Keine Lebensratgeber notwendig
Das ist Ihr Lebensansatz. Er macht Mut. Natürlich gibt es zigtausende andere Seniorinnen und Senioren, die auf ähnliche Ideen kommen. Körperliche und geistige Gesundheit steht spätestens ab 50 ganz hoch im Kurs. Kein Wunder, dass die Buchläden überquellen mit allerlei Ratgebern, wie man im Alter so fit wie möglich noch älter wird. Sie brauchen solche Tipps nicht, Herr Heid. Das unterstelle ich Ihnen.
Dennoch ist Ihnen das Alter ganz und gar nicht egal, wie Sie mir auch verraten haben. So stehen Sie morgens vor dem Spiegel und sagen Ihrem Gegenüber: "Geh weg da, alter Mann." Aber er geht nicht weg. Und so fangen Sie jeden neuen Tag dann doch wieder mit ihm an. "Einfach leben", das sei Ihr Credo.
Auf den Bachelor folgt der Master
Sie sagten auch: "Dem Herrgott dankbar sein." Viele harte Schicksale junger Menschen haben Sie seit 1979 während Ihrer Dienstzeit in einem Jugendamt erlebt. Ich denke, Sie können deshalb gut einschätzen, wie es unserer Gesellschaft wirklich geht. Nun sind Sie einfach nur dankbar, dass es Ihnen offenbar gutgeht. Und machen derzeit an der Uni Würzburg noch den Master in Geschichte. Respekt auch dafür.
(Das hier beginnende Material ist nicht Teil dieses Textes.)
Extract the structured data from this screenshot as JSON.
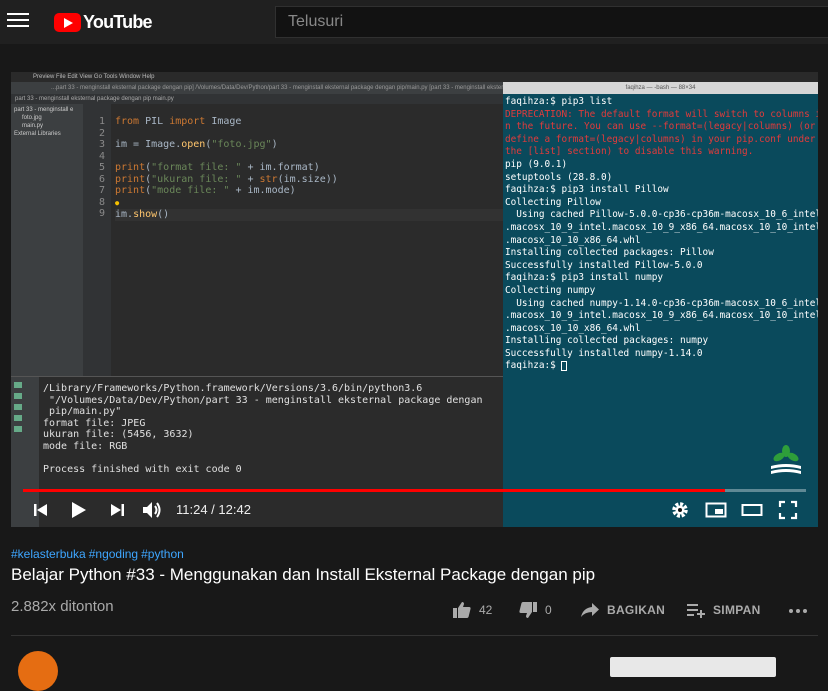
{
  "header": {
    "logo_text": "YouTube",
    "search_placeholder": "Telusuri"
  },
  "video": {
    "ide": {
      "menubar": "Preview  File  Edit  View  Go  Tools  Window  Help",
      "title": "...part 33 - menginstall eksternal package dengan pip] /Volumes/Data/Dev/Python/part 33 - menginstall eksternal package dengan pip/main.py [part 33 - menginstall eksternal package dengan pip]",
      "tabs": "part 33 - menginstall eksternal package dengan pip    main.py",
      "project_tree": [
        "part 33 - menginstall e",
        "foto.jpg",
        "main.py",
        "External Libraries"
      ],
      "line_numbers": [
        "1",
        "2",
        "3",
        "4",
        "5",
        "6",
        "7",
        "8",
        "9"
      ],
      "run_output": [
        "/Library/Frameworks/Python.framework/Versions/3.6/bin/python3.6",
        " \"/Volumes/Data/Dev/Python/part 33 - menginstall eksternal package dengan",
        " pip/main.py\"",
        "format file: JPEG",
        "ukuran file: (5456, 3632)",
        "mode file: RGB",
        "",
        "Process finished with exit code 0"
      ]
    },
    "terminal": {
      "title": "faqihza — -bash — 88×34",
      "prompt_line_1": "faqihza:$ pip3 list",
      "warning": "DEPRECATION: The default format will switch to columns in the future. You can use --format=(legacy|columns) (or define a format=(legacy|columns) in your pip.conf under the [list] section) to disable this warning.",
      "lines": [
        "pip (9.0.1)",
        "setuptools (28.8.0)",
        "faqihza:$ pip3 install Pillow",
        "Collecting Pillow",
        "  Using cached Pillow-5.0.0-cp36-cp36m-macosx_10_6_intel",
        ".macosx_10_9_intel.macosx_10_9_x86_64.macosx_10_10_intel",
        ".macosx_10_10_x86_64.whl",
        "Installing collected packages: Pillow",
        "Successfully installed Pillow-5.0.0",
        "faqihza:$ pip3 install numpy",
        "Collecting numpy",
        "  Using cached numpy-1.14.0-cp36-cp36m-macosx_10_6_intel",
        ".macosx_10_9_intel.macosx_10_9_x86_64.macosx_10_10_intel",
        ".macosx_10_10_x86_64.whl",
        "Installing collected packages: numpy",
        "Successfully installed numpy-1.14.0"
      ],
      "final_prompt": "faqihza:$ "
    },
    "player": {
      "current_time": "11:24",
      "duration": "12:42",
      "time_display": "11:24 / 12:42",
      "progress_fraction": 0.897
    }
  },
  "meta": {
    "hashtags": [
      "#kelasterbuka",
      "#ngoding",
      "#python"
    ],
    "title": "Belajar Python #33 - Menggunakan dan Install Eksternal Package dengan pip",
    "views": "2.882x ditonton",
    "likes": "42",
    "dislikes": "0",
    "share_label": "BAGIKAN",
    "save_label": "SIMPAN"
  },
  "colors": {
    "accent": "#ff0000",
    "link": "#3ea6ff",
    "terminal_bg": "#0a4a5c",
    "warning": "#e23b3b"
  }
}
22 Prozent der Menschen in Deutschland sind älter als 65 Jahre. Tendenz steigend. Die Alterspyramide ist bekannt. Was mich besonders freut: 85 Prozent der Menschen im Alter zwischen 65 und 85 sind mit ihrem Leben zufrieden oder sehr zufrieden. Das hat 2017 eine repräsentative Umfrage des Instituts für Demoskopie Allensbach zusammen mit dem Versicherungskonzern Generali ergeben.
Warum Herr Heid gerade in Corona-Zeiten Mut macht
Ich liege bestimmt nicht falsch, Herr Heid, wenn ich Sie zu diesen 85 Prozent der Zufriedenen zähle. Ihr Hunger nach Wissen und Neuem unterstreicht das. Ihr Ja zum Leben tut gerade in diesen düsteren Zeiten gut, in denen das gewohnte Leben und vor allem die zwischenmenschlichen Kontakte in die Schranken gewiesen werden.
Glücksgefühle sind also gefragt. Herausforderungen zum Aufrappeln auch. Solche wie Ihre zum Beispiel: "Es ist nie zu spät, sich für Dinge und Themen zu interessieren. Es ermöglicht einzigartige Erfahrungen, die wunderbar helfen, die typischen Erscheinungen des Alters zu vergessen." So sagen Sie es im Interview.
Die Menschen in Deutschland werden immer älter
Das ist schon mit Blick auf die demografische Entwicklung unseres Landes ein wichtiger Aspekt. Denn 2030 wird jeder fünfundzwanzigste und 2060 schon fast jeder zehnte Mensch hierzulande 85 Jahre oder älter sein. Wenn das in der Mehrheit dann immer noch eine Bevölkerungsgruppe mit Lebenslust nach Ihrem Strickmuster ist, dann ist mir um Deutschland nicht bang. Corona hin oder her.
Lieber Herr Heid, bei mir sind es wohl noch um die zehn Jahre, bis ich in Rente gehe. Aber man sollte sich so früh wie möglich mit jenem Moment auseinandersetzen, wenn am Arbeitsplatz das Licht für einen für immer ausgeht. Ich gebe zu: Ich trainiere schon ein bisschen für diesen Moment. Sie machen mir dabei Mut.
Vielleicht treffen wir uns ja in ferner Zukunft mal als Rentner. Wahrscheinlich studieren Sie dann immer noch. Ich traue es Ihnen zu. Denn Vorbilder wie Sie werden in Wahrheit nicht alt.
Mit freundlichen Grüßen,
Jürgen Haug-Peichl, Redakteur
Eine tolles Zeichen für alle betagten Bürger unseres Landes. TOLL.